首先上场的是Requests + BeautifulSoup组合，这也是大多数人刚学习Python爬虫时使用的组合。本例中爬虫的入口url是https://sh.lianjia.com/ershoufang/pudong/a3p5/, 先发送请求获取最大页数，然后循环发送请求解析单个页面提取我们所要的信息（比如小区名，楼层，朝向，总价，单价等信息)，最后导出csv文件。如果你正在阅读本文，相信你对Python爬虫已经有了一定了解，所以我们不会详细解释每一行代码。

整个项目代码如下所示：

# homelink_requests.py
# Author: 大江狗
 from fake_useragent import UserAgent
 import requests
 from bs4 import BeautifulSoup
 import csv
 import re
 import time


 class HomeLinkSpider(object):
     def __init__(self):
         self.ua = UserAgent()
         self.headers = {"User-Agent": self.ua.random}
         self.data = list()
         self.path = "浦东_三房_500_800万.csv"
         self.url = "https://sh.lianjia.com/ershoufang/pudong/a3p5/"

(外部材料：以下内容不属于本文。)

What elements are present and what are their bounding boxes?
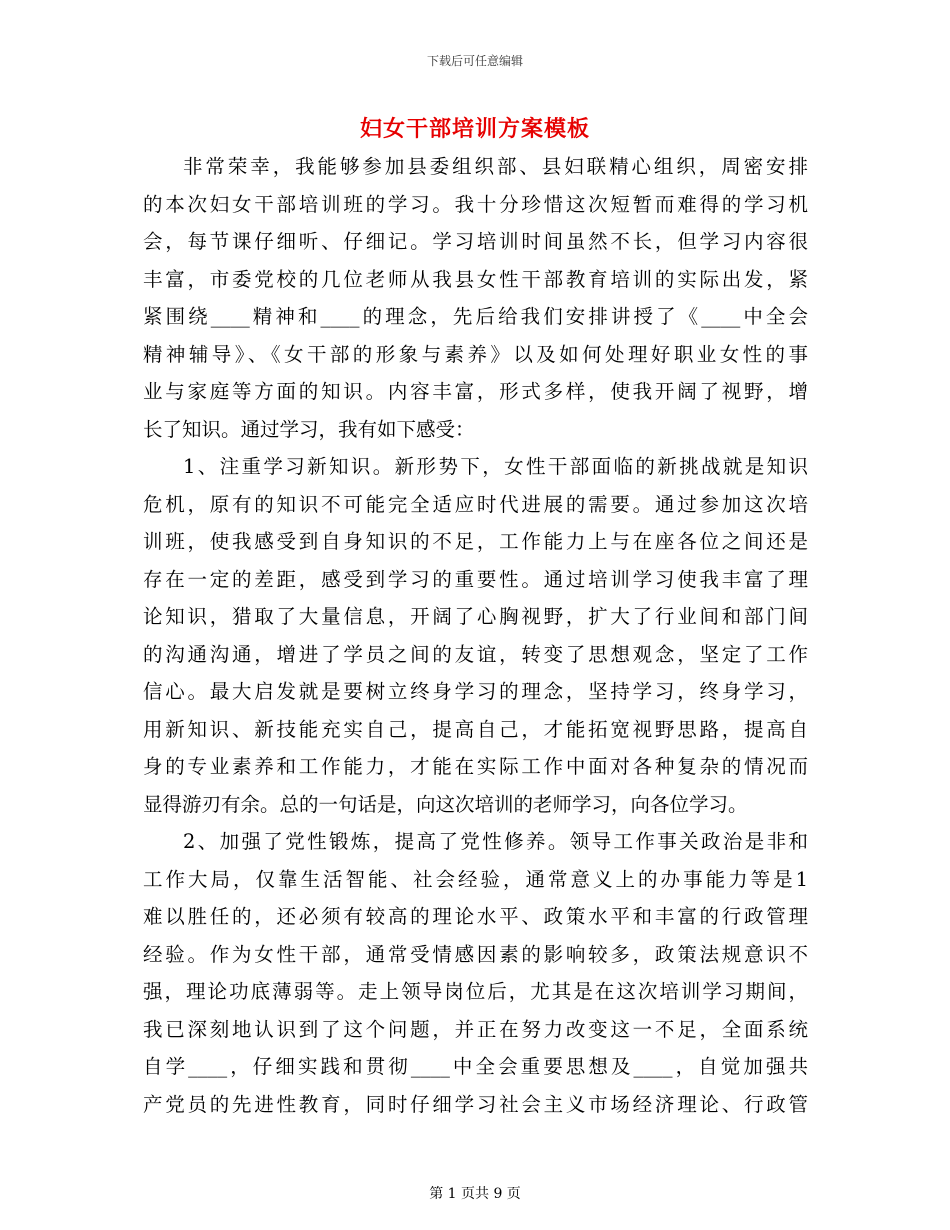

     def get_max_page(self):
         response = requests.get(self.url, headers=self.headers)
         if response.status_code == 200:
             soup = BeautifulSoup(response.text, 'html.parser')
             a = soup.select('div[class="page-box house-lst-page-box"]')
             #使用eval是字符串转化为字典格式
             max_page = eval(a[0].attrs["page-data"])["totalPage"] 
             return max_page
         else:
             print("请求失败 status:{}".format(response.status_code))
             return None

     def parse_page(self):
         max_page = self.get_max_page()
         for i in range(1, max_page + 1):
             url = 'https://sh.lianjia.com/ershoufang/pudong/pg{}a3p5/'.format(i)
             response = requests.get(url, headers=self.headers)
             soup = BeautifulSoup(response.text, 'html.parser')
             ul = soup.find_all("ul", class_="sellListContent")
             li_list = ul[0].select("li")
             for li in li_list:
                 detail = dict()
                 detail['title'] = li.select('div[class="title"]')[0].get_text()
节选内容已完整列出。